Días atrás escribí que siempre hay conexiones con tu pasado, en Madrid. Me refería a mi ciudad. Es asombrosa la cantidad de gente de Zamora que vive en la capital. O que viene de visita a pasar el fin de semana. A veces uno va por la calle y se topa con un paisano: “¡Hombre!, ¿qué haces aquí?”, “He venido a pasar el fin de semana con unos amigos, ¿y tú?”, “Yo vivo aquí”. O se los encuentra en los conciertos. Suele ser un placer. Quiero decir: cuando vives en una ciudad pequeña y te encuentras todos los días a la misma gente en las mismas calles y a las mismas horas, reconozcámoslo, el asunto cansa un poco. Llega un momento en que el tiempo y la rutina logran que pasemos unos al lado de otros como si fuéramos fantasmas. Empiezas parándote, comentando la jugada, dando abrazos o chocando esos cinco. Pero el tiempo y la rutina te empujan al momento en que dos ya no tienen qué decirse porque se encuentran a diario. De ahí se pasa a los saludos: “¡Hasta luego, hombre!” y “¡Me alegro de verte, cuídate!”. Y, al final, cuando esos dos se cruzan en la calle sólo levantan el mentón. No hay palabras. Quieren decir: “Hala, hasta luego”. Pero fuera de ese entorno supone una sorpresa. Dos paisanos fuera de su tierra que se encuentran por azar en otra ciudad.
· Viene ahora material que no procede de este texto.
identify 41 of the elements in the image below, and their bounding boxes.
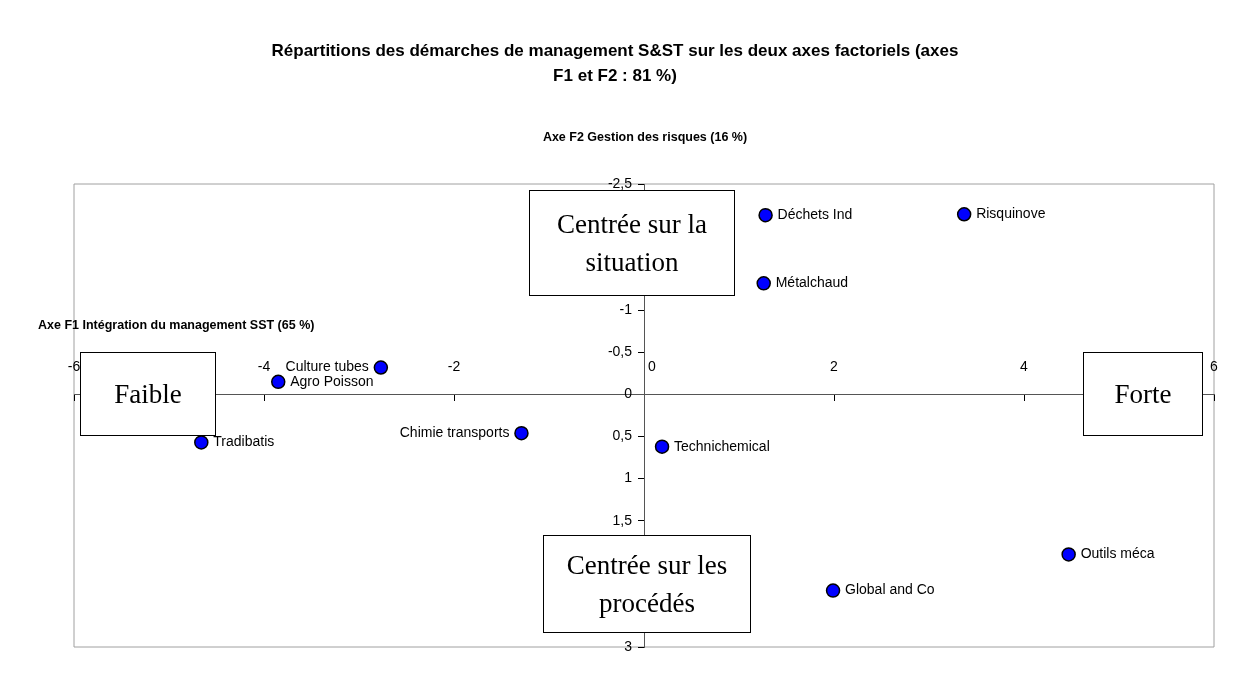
point <box>825 583 841 598</box>
y-tick-label: 1 <box>624 469 633 486</box>
annotation: Faible <box>114 379 182 409</box>
y-tick-label: 0,5 <box>612 427 633 444</box>
point <box>1061 547 1076 562</box>
y-tick-label: -0,5 <box>607 343 633 360</box>
series-label: Culture tubes <box>285 358 369 375</box>
x-tick-label: -6 <box>67 358 81 375</box>
annotation: Centrée sur les procédés <box>543 535 751 633</box>
series-label: Technichemical <box>674 437 770 454</box>
annotation: Centrée sur la situation <box>529 190 735 296</box>
series-label: Global and Co <box>845 581 935 598</box>
series-label: Tradibatis <box>213 433 275 450</box>
series-label: Outils méca <box>1080 545 1155 562</box>
point <box>373 360 389 375</box>
point <box>271 374 286 390</box>
x-tick-label: -2 <box>447 358 461 375</box>
series-label: Risquinove <box>976 205 1046 222</box>
x-tick-label: 4 <box>1020 358 1029 375</box>
chart-title: Répartitions des démarches de management S&ST sur les deux axes factoriels (axes F1 et F2 : 81 %) <box>270 40 960 87</box>
y-tick-label: -2,5 <box>607 174 633 191</box>
y-tick-label: 3 <box>624 637 633 654</box>
point <box>956 207 972 222</box>
x-tick-label: 0 <box>648 358 657 375</box>
point <box>514 425 529 441</box>
x-tick-label: 2 <box>830 358 839 375</box>
y-axis-title: Axe F2 Gestion des risques (16 %) <box>541 129 749 146</box>
x-axis-title: Axe F1 Intégration du management SST (65 %) <box>38 318 315 332</box>
series-label: Métalchaud <box>775 274 849 291</box>
series-label: Chimie transports <box>399 424 510 441</box>
x-tick-label: 6 <box>1210 358 1219 375</box>
point <box>756 276 771 291</box>
point <box>194 435 209 450</box>
series-label: Déchets Ind <box>777 206 853 223</box>
annotation: Forte <box>1083 352 1203 436</box>
series-label: Agro Poisson <box>290 372 374 389</box>
y-tick-label: 1,5 <box>612 511 633 528</box>
point <box>758 207 773 223</box>
y-tick-label: -1 <box>619 301 633 318</box>
point <box>654 439 670 454</box>
x-tick-label: -4 <box>257 358 271 375</box>
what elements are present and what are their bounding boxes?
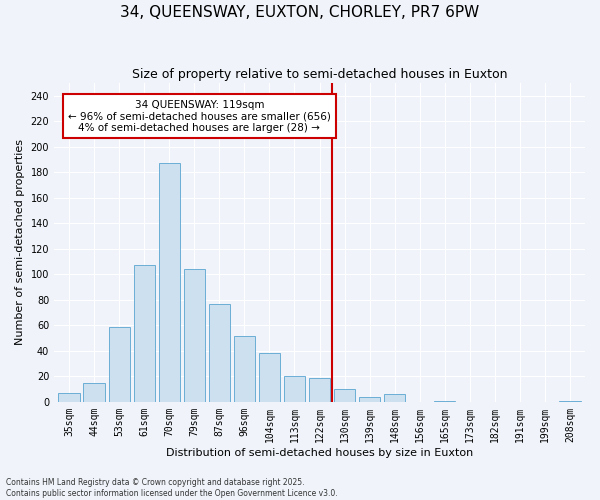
- Bar: [284, 376, 305, 402]
- Bar: [109, 326, 130, 402]
- Bar: [134, 266, 155, 402]
- Bar: [209, 304, 230, 402]
- Bar: [259, 354, 280, 402]
- Bar: [434, 400, 455, 402]
- Bar: [158, 164, 180, 402]
- Y-axis label: Number of semi-detached properties: Number of semi-detached properties: [15, 140, 25, 346]
- Title: Size of property relative to semi-detached houses in Euxton: Size of property relative to semi-detach…: [132, 68, 507, 80]
- Bar: [309, 378, 330, 402]
- Bar: [58, 393, 80, 402]
- Bar: [184, 269, 205, 402]
- Bar: [334, 389, 355, 402]
- Text: 34 QUEENSWAY: 119sqm
← 96% of semi-detached houses are smaller (656)
4% of semi-: 34 QUEENSWAY: 119sqm ← 96% of semi-detac…: [68, 100, 331, 133]
- X-axis label: Distribution of semi-detached houses by size in Euxton: Distribution of semi-detached houses by …: [166, 448, 473, 458]
- Text: Contains HM Land Registry data © Crown copyright and database right 2025.
Contai: Contains HM Land Registry data © Crown c…: [6, 478, 338, 498]
- Bar: [359, 396, 380, 402]
- Bar: [384, 394, 406, 402]
- Bar: [559, 400, 581, 402]
- Text: 34, QUEENSWAY, EUXTON, CHORLEY, PR7 6PW: 34, QUEENSWAY, EUXTON, CHORLEY, PR7 6PW: [121, 5, 479, 20]
- Bar: [83, 382, 105, 402]
- Bar: [234, 336, 255, 402]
Es sorprendente la cantidad de vínculos que hay entre Madrid y Zamora. Hasta el punto de que, en las conversaciones, siempre aparece alguien que comenta que su tía es de un pueblo de Zamora, o que su abuelo nació en la provincia, o que su novia es de la ciudad, o que estuvo trabajando en Zamora una temporada, o que iba de juerga algunos fines de semana y conoce Los Herreros. Muchas de mis conversaciones habituales, cuando me presentan a alguien en Madrid, son de este pelo: “¿Y tú de dónde eres?”, “De Zamora. Pero vivo aquí desde hace unos años”, “Anda, fíjate: mi ex novia era de allí. Por eso conozco mucho la ciudad”; o “¿Tú también eres de Zamora?”, “Pues sí”, “Conozco esa ciudad, me encanta. He ido varias veces. Mi abuelo era de allí”; o “¿Eres de Madrid?”, “No, de Zamora”, “Anda, Zamora, pues yo he trabajado por esa zona. La provincia es preciosa. Un sitio muy peculiar, encantador”. Vínculos, ya digo. Conexiones. El azar, el mundo es un pañuelo y todo ese rollo.
El otro día alguien que viaja a menudo por España me dijo que Zamora es una ciudad entre exótica, extraña y encantadora. Se refería a que es una ciudad distinta al resto del país, y conoce muchas ciudades porque su trabajo le obliga a ello. Una ciudad que es muy personal y diferente, con zonas de bares de tapas como las que quedan pocas por ahí, y con ciertos motivos que la convierten en algo único. Lo cual supone, para la ciudad, su ventaja y su cruz. Su ventaja porque lo diferente siempre es original, y lo original a menudo es raro o así nos lo parece, y todo eso atrae a los visitantes y a quienes emigramos. Su cruz porque no logra salir de su estancamiento; o sea, que a todo el mundo le apasiona pero nadie se iría a vivir allí. Por la falta de oportunidades, más que nada. Y así se suceden los días en la capital. Con la ayuda del azar, con encuentros inesperados, con gente que va y viene y que conoce mi ciudad. Quiero poner de broche a este artículo el epílogo de “Magnolia”, esa obra maestra del cine: “Hay historias de coincidencias y casualidades, y cruces y cosas extrañas, y de tal y cual, y de quién sabe. Y generalmente decimos: Bueno, si eso saliese en una película no me lo creería. No sé quién conoce a no sé cuál, y tal y tal y tal. Y, en la humilde opinión de este narrador, ocurren cosas extrañas a todas horas. Y así es, y así es. Y la vida dice: Quizá nosotros hayamos acabado con el pasado, pero él no ha acabado con nosotros”.